Science and religion have not always gotten along—especially when it comes to medicine. If you believe your body is a temple and your faith can keep you well, you don’t take kindly to doctors telling you how to look after yourself and your family. If you believe faith is fine but it’s medicine that saves lives, you frown on people who endanger themselves—and their children—by resisting scientific progress.
When it comes to vaccines, however, both camps—with the help of lawmakers—had reached a workable truce. All states require children to be vaccinated to attend school, and all states also provide exemptions for the small share of kids who, for legitimate medical reasons, can’t be vaccinated. All states but Mississippi and West Virginia have also allowed parents with religious objections to opt out of the vaccination rules.
It’s undeniable that that can put their kids at risk. By definition, the child who is vaccinated against polio will not contract the disease and the child who’s not vaccinated possibly could. But that possibility can be a remote one, thanks to what’s known as herd immunity. As long as about 95% of a population is vaccinated against a particular disease, it’s exceedingly difficult for a virus to find enough holes in that herd to reach the few people who aren’t protected. And since religious opt-outs had been relatively rare, the system worked.
But that’s all changed, thanks to what’s known as the philosophical or personal belief exemption, an expansion of the no-vax loophole allowing parents to refuse vaccinations for pretty much any reason at all—they don’t like the state telling them what to do, or they can’t be bothered by all those trips to the doctor, or they’ve read something on the Internet that about how vaccines are a mortal health peril, despite the fact that that virtually every medical authority on the planet assures them that that’s not so. Call it a personal belief and you get a free pass. This has done very bad things to the herd.
Many states like Colorado and California, which have easy opt-out rules, have fallen below the 95% compliance levels needed to keep their populations healthy, and recent outbreaks of measles in New York City, mumps in Columbus, Ohio, and whooping cough in California directly correlate with poor vaccination levels. A multistate measles outbreak in the southwest that is only now subsiding was similarly linked linked to a single infected person who visited Disneyland and spread the virus among unvaccinated visitors there.
Meantime, states with high vaccination rates are experiencing few of these problems. Most notable among them are Mississippi and West Virginia, which have neither religious nor philosophical opt-outs and thus have first-in-the-nation vaccine compliance levels of 99.9%.
Now some states are pushing back. As TIME reported, the California state Senate has just advanced a bill to eliminate both philosophical and religious exemptions, leaving only demonstrated medical problems as a reason for parents to refuse vaccines. Legislators who opposed the bill objected to eliminating the religious exemption, and their argument does have merit.

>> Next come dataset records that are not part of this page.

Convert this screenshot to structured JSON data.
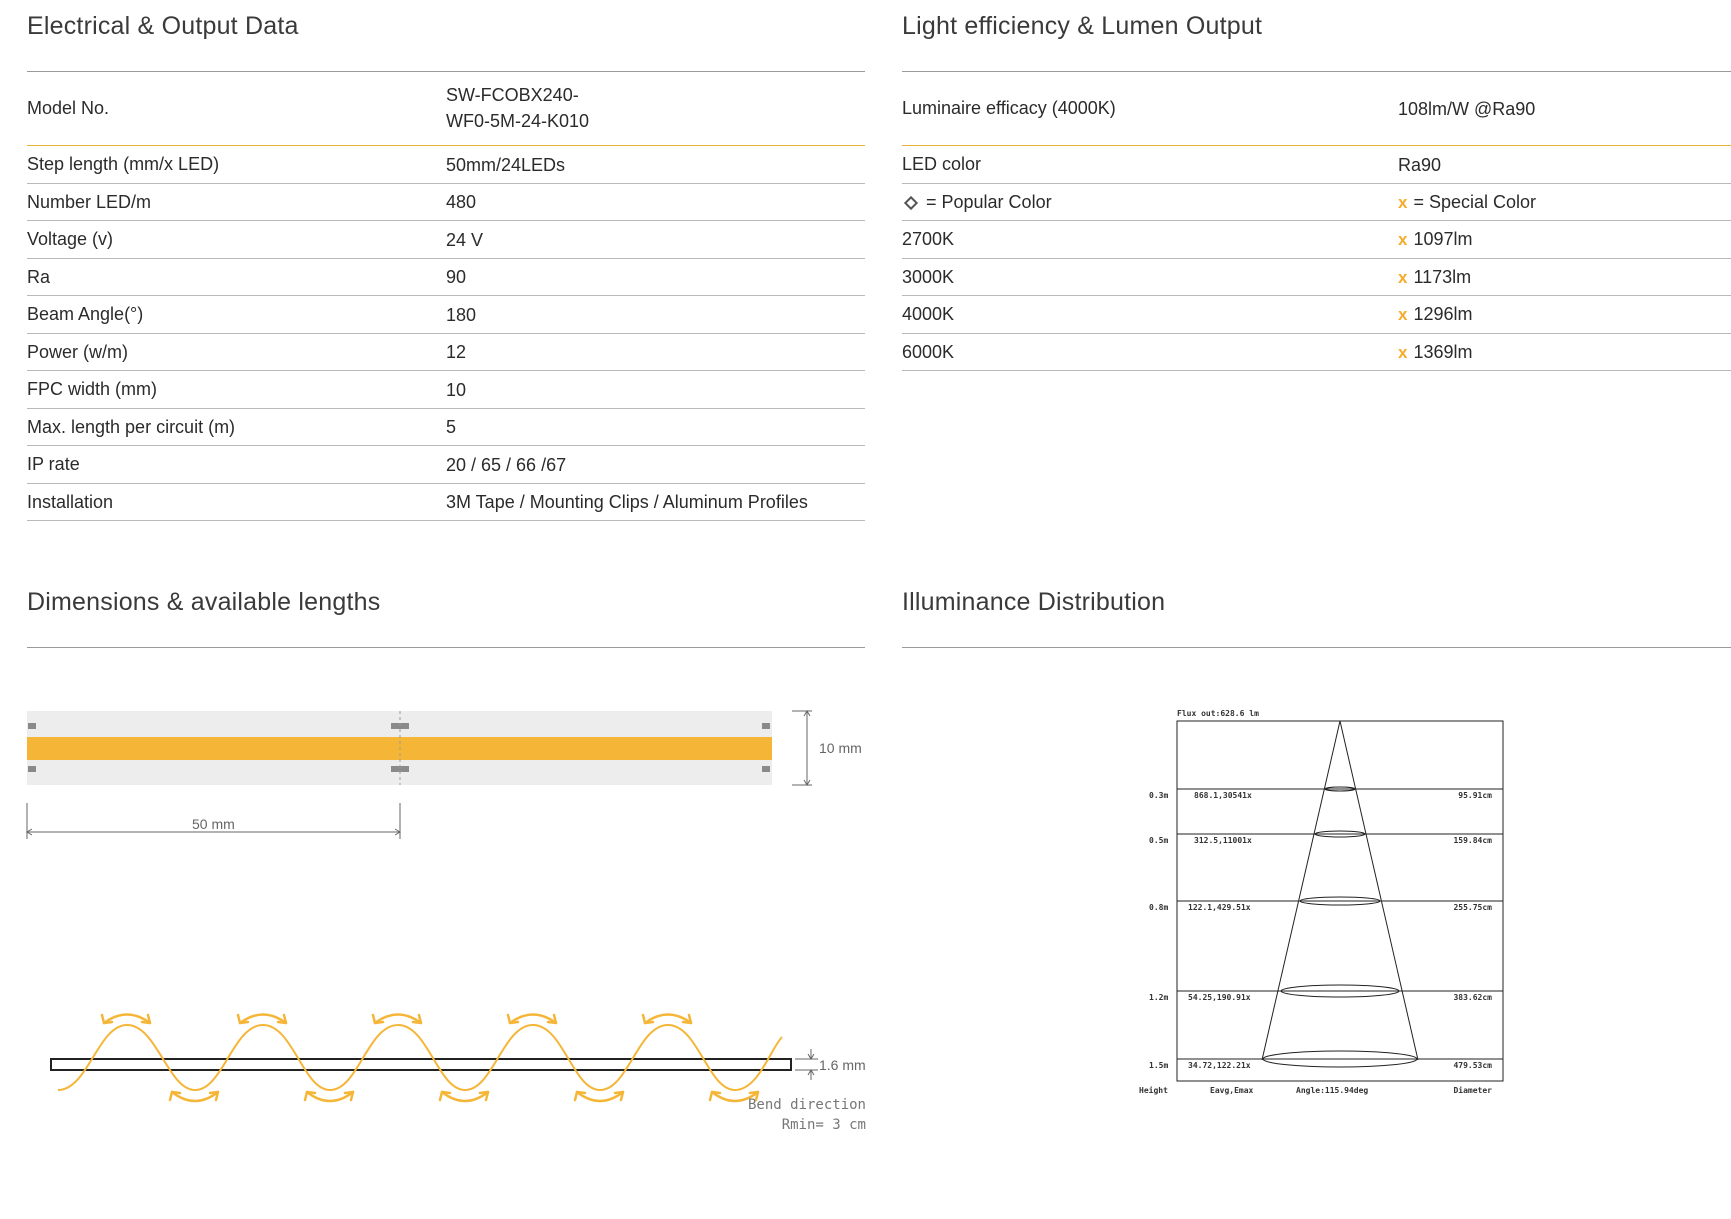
{
  "electrical": {
    "title": "Electrical & Output Data",
    "rows": [
      {
        "label": "Model No.",
        "value_line1": "SW-FCOBX240-",
        "value_line2": "WF0-5M-24-K010"
      },
      {
        "label": "Step length (mm/x LED)",
        "value": "50mm/24LEDs"
      },
      {
        "label": "Number LED/m",
        "value": "480"
      },
      {
        "label": "Voltage (v)",
        "value": "24 V"
      },
      {
        "label": "Ra",
        "value": "90"
      },
      {
        "label": "Beam Angle(°)",
        "value": "180"
      },
      {
        "label": "Power (w/m)",
        "value": "12"
      },
      {
        "label": "FPC width (mm)",
        "value": "10"
      },
      {
        "label": "Max. length per circuit (m)",
        "value": "5"
      },
      {
        "label": "IP rate",
        "value": "20 / 65 / 66 /67"
      },
      {
        "label": "Installation",
        "value": "3M Tape / Mounting Clips / Aluminum Profiles"
      }
    ]
  },
  "efficiency": {
    "title": "Light efficiency & Lumen Output",
    "efficacy_label": "Luminaire efficacy (4000K)",
    "efficacy_value": "108lm/W @Ra90",
    "led_color_label": "LED color",
    "led_color_value": "Ra90",
    "popular_legend": "= Popular Color",
    "special_legend": "= Special Color",
    "special_mark": "x",
    "rows": [
      {
        "cct": "2700K",
        "lumen": "1097lm"
      },
      {
        "cct": "3000K",
        "lumen": "1173lm"
      },
      {
        "cct": "4000K",
        "lumen": "1296lm"
      },
      {
        "cct": "6000K",
        "lumen": "1369lm"
      }
    ]
  },
  "dimensions": {
    "title": "Dimensions & available lengths",
    "width_label": "10 mm",
    "step_label": "50 mm",
    "thickness_label": "1.6 mm",
    "bend_label_1": "Bend direction",
    "bend_label_2": "Rmin= 3 cm"
  },
  "illuminance": {
    "title": "Illuminance Distribution",
    "flux": "Flux out:628.6 lm",
    "rows": [
      {
        "height": "0.3m",
        "evals": "868.1,30541x",
        "diameter": "95.91cm"
      },
      {
        "height": "0.5m",
        "evals": "312.5,11001x",
        "diameter": "159.84cm"
      },
      {
        "height": "0.8m",
        "evals": "122.1,429.51x",
        "diameter": "255.75cm"
      },
      {
        "height": "1.2m",
        "evals": "54.25,190.91x",
        "diameter": "383.62cm"
      },
      {
        "height": "1.5m",
        "evals": "34.72,122.21x",
        "diameter": "479.53cm"
      }
    ],
    "footer_height": "Height",
    "footer_eavg": "Eavg,Emax",
    "footer_angle": "Angle:115.94deg",
    "footer_diameter": "Diameter"
  },
  "colors": {
    "accent": "#f5b638",
    "rule": "#9a9a9a",
    "gold_rule": "#e8b23a",
    "strip_bg": "#eeeeee",
    "pad": "#8a8a8a"
  }
}
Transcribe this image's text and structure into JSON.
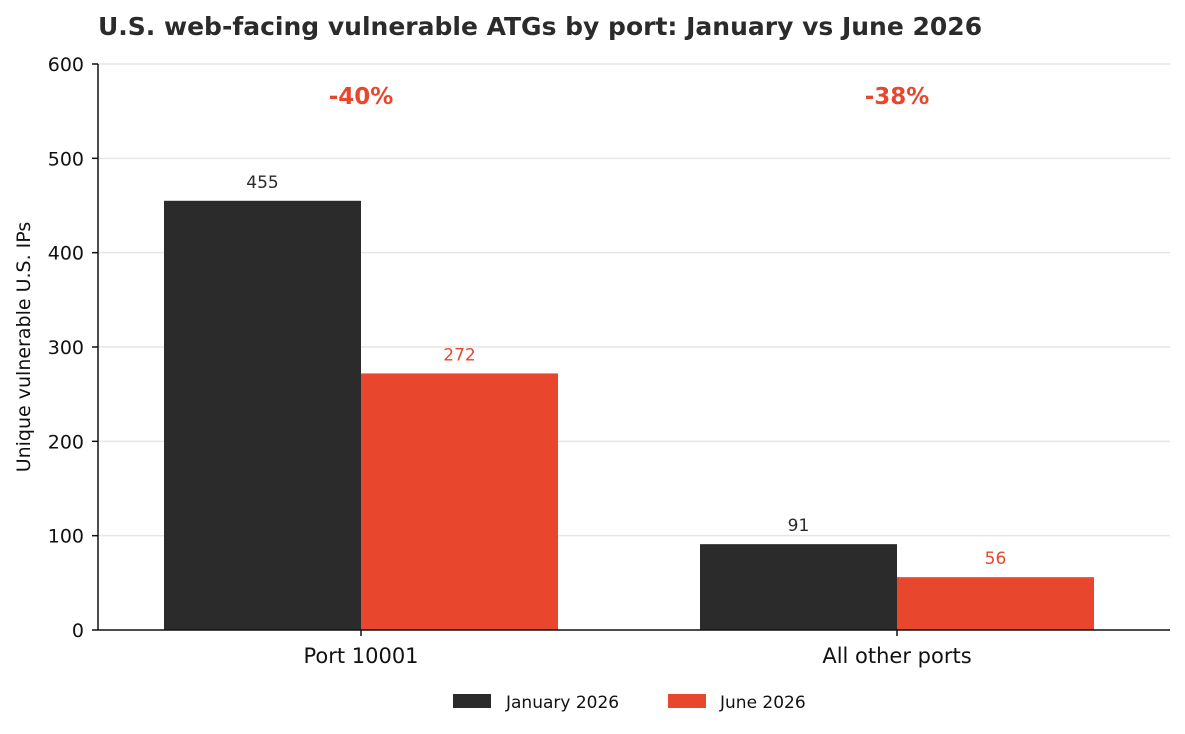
{
  "chart_data": {
    "type": "bar",
    "title": "U.S. web-facing vulnerable ATGs by port: January vs June 2026",
    "xlabel": "",
    "ylabel": "Unique vulnerable U.S. IPs",
    "ylim": [
      0,
      600
    ],
    "yticks": [
      0,
      100,
      200,
      300,
      400,
      500,
      600
    ],
    "grid": true,
    "legend_position": "bottom-center",
    "categories": [
      "Port 10001",
      "All other ports"
    ],
    "series": [
      {
        "name": "January 2026",
        "values": [
          455,
          91
        ],
        "color": "#2b2b2b",
        "label_color": "#2b2b2b"
      },
      {
        "name": "June 2026",
        "values": [
          272,
          56
        ],
        "color": "#e8472d",
        "label_color": "#e8472d"
      }
    ],
    "annotations": [
      "-40%",
      "-38%"
    ],
    "annotation_color": "#e8472d"
  }
}
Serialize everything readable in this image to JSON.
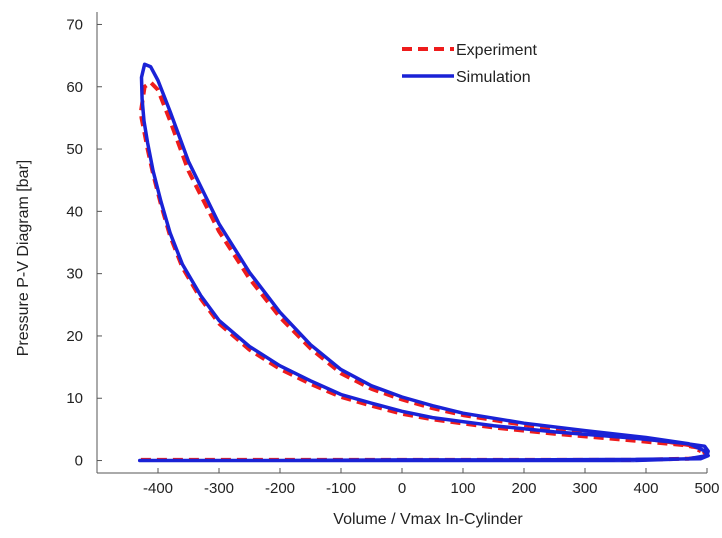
{
  "chart_data": {
    "type": "line",
    "title": "",
    "xlabel": "Volume / Vmax In-Cylinder",
    "ylabel": "Pressure P-V Diagram [bar]",
    "xlim": [
      -500,
      500
    ],
    "ylim": [
      -2,
      72
    ],
    "xticks": [
      -400,
      -300,
      -200,
      -100,
      0,
      100,
      200,
      300,
      400,
      500
    ],
    "yticks": [
      0,
      10,
      20,
      30,
      40,
      50,
      60,
      70
    ],
    "grid": false,
    "legend_position": "top-right",
    "series": [
      {
        "name": "Experiment",
        "color": "#ee1c1c",
        "style": "dashed",
        "x": [
          -428,
          0,
          200,
          380,
          470,
          495,
          498,
          490,
          460,
          380,
          250,
          150,
          50,
          0,
          -50,
          -100,
          -150,
          -200,
          -250,
          -300,
          -330,
          -360,
          -380,
          -395,
          -408,
          -417,
          -423,
          -427,
          -428,
          -422,
          -412,
          -400,
          -380,
          -350,
          -300,
          -250,
          -200,
          -150,
          -100,
          -50,
          0,
          50,
          100,
          200,
          300,
          400,
          470,
          490
        ],
        "values": [
          0.1,
          0.1,
          0.1,
          0.1,
          0.3,
          0.6,
          1.0,
          2.0,
          2.5,
          3.2,
          4.3,
          5.3,
          6.6,
          7.5,
          8.8,
          10.2,
          12.3,
          14.7,
          17.8,
          22.0,
          26.0,
          31.0,
          36.0,
          41.0,
          46.0,
          50.0,
          53.0,
          55.0,
          56.0,
          60.0,
          60.7,
          59.5,
          54.5,
          46.5,
          36.8,
          29.2,
          23.0,
          18.0,
          14.0,
          11.5,
          9.8,
          8.4,
          7.3,
          5.7,
          4.5,
          3.5,
          2.5,
          1.5
        ]
      },
      {
        "name": "Simulation",
        "color": "#1a22d6",
        "style": "solid",
        "x": [
          -430,
          0,
          200,
          380,
          470,
          500,
          502,
          496,
          460,
          380,
          250,
          150,
          50,
          0,
          -50,
          -100,
          -150,
          -200,
          -250,
          -300,
          -330,
          -360,
          -380,
          -395,
          -408,
          -417,
          -423,
          -426,
          -427,
          -422,
          -412,
          -400,
          -380,
          -350,
          -300,
          -250,
          -200,
          -150,
          -100,
          -50,
          0,
          50,
          100,
          200,
          300,
          400,
          470,
          495,
          502,
          490,
          400,
          200,
          0,
          -200,
          -430
        ],
        "values": [
          0.0,
          0.0,
          0.0,
          0.0,
          0.3,
          0.8,
          1.5,
          2.3,
          2.8,
          3.6,
          4.6,
          5.6,
          6.9,
          7.9,
          9.2,
          10.6,
          12.8,
          15.2,
          18.3,
          22.5,
          26.5,
          31.5,
          36.5,
          41.5,
          46.5,
          51.0,
          54.5,
          58.0,
          61.5,
          63.6,
          63.2,
          61.0,
          56.0,
          48.0,
          38.0,
          30.2,
          23.8,
          18.6,
          14.6,
          12.0,
          10.2,
          8.8,
          7.6,
          6.0,
          4.8,
          3.7,
          2.7,
          1.6,
          0.8,
          0.3,
          0.2,
          0.1,
          0.1,
          0.0,
          0.0
        ]
      }
    ]
  }
}
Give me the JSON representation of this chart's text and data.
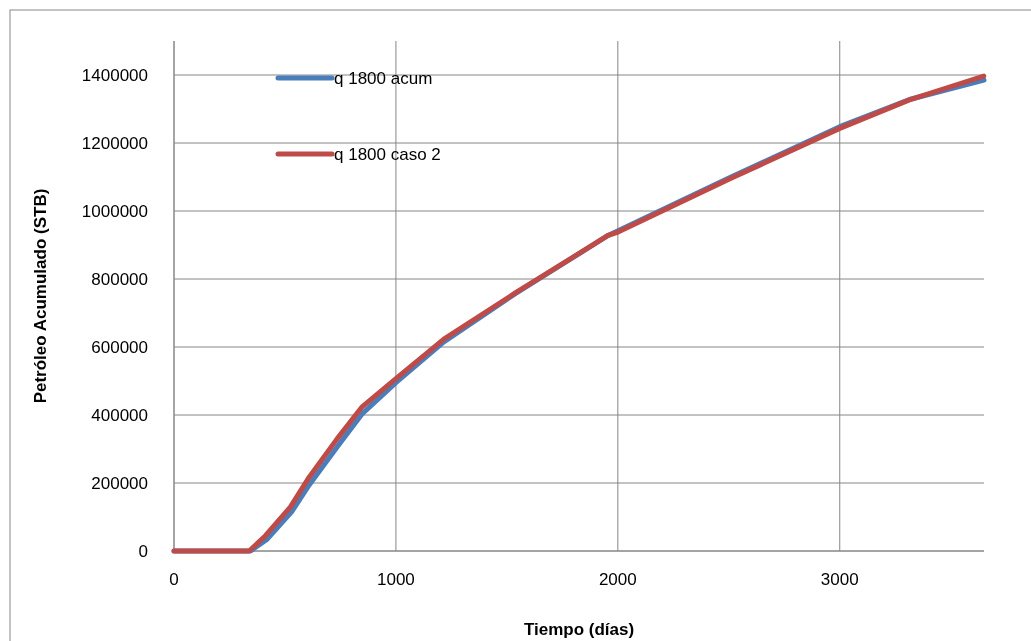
{
  "chart_data": {
    "type": "line",
    "xlabel": "Tiempo (días)",
    "ylabel": "Petróleo Acumulado (STB)",
    "xlim": [
      0,
      3650
    ],
    "xticks": [
      0,
      1000,
      2000,
      3000
    ],
    "ylim": [
      0,
      1500000
    ],
    "yticks": [
      0,
      200000,
      400000,
      600000,
      800000,
      1000000,
      1200000,
      1400000
    ],
    "grid": true,
    "legend": "top left",
    "marker": "none",
    "line_style": "solid",
    "series": [
      {
        "name": "q 1800 acum",
        "color": "#4a7ebb",
        "x": [
          0,
          345,
          420,
          530,
          610,
          740,
          850,
          1000,
          1216,
          1538,
          1956,
          2510,
          3000,
          3314,
          3650
        ],
        "values": [
          0,
          0,
          35000,
          115000,
          195000,
          310000,
          405000,
          495000,
          615000,
          757000,
          928000,
          1100000,
          1248000,
          1328000,
          1385000
        ]
      },
      {
        "name": "q 1800 caso 2",
        "color": "#be4b48",
        "x": [
          0,
          339,
          412,
          524,
          605,
          734,
          846,
          1000,
          1216,
          1538,
          1956,
          2001,
          2510,
          3000,
          3314,
          3649
        ],
        "values": [
          0,
          0,
          45000,
          129000,
          213000,
          329000,
          423000,
          507000,
          623000,
          759000,
          928000,
          938000,
          1096000,
          1243000,
          1327000,
          1397000
        ]
      }
    ]
  }
}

Not only does the new bill raise First Amendment issues, statistics also make it clear that it’s not the faith community that’s causing most of the trouble. According to the New England Journal of Medicine, states that have a personal belief exemption have 2.54 times the vaccine refusal rate of states that have only the faith exemption. Left to themselves, the religious refuseniks would not be causing too much of a problem
But California legislators know the population they’re dealing with. Anti-vaxxers are like water, flowing to the nearest handy opening. Close off the personal belief portal, and they’ll just slosh over to the religious side, claiming a sudden spiritual epiphany that excuses them from vaccinating. The only way to keep kids safe is to close both exit routes.
The victims in all this are the truly devout. Lawmakers have long made clear that not all religious objections to medical procedures will be tolerated, particularly when it comes to the welfare of minors. Parents who cite religious beliefs in refusing to treat a child for, say, leukemia will likely lose that child to the state, which will provide the necessary care.
In the case of vaccines, however, there is—or was—a workaround. With the thinning of the herd, however, religious practices have to come second to saving the lives and health of babies. People of faith may resent the states, but if blame is to be laid, it belongs to the anti-vaxxers. They’re a crowd that’s always excelled at making avoidable messes, and they’ve just added one more to their long and growing list of them.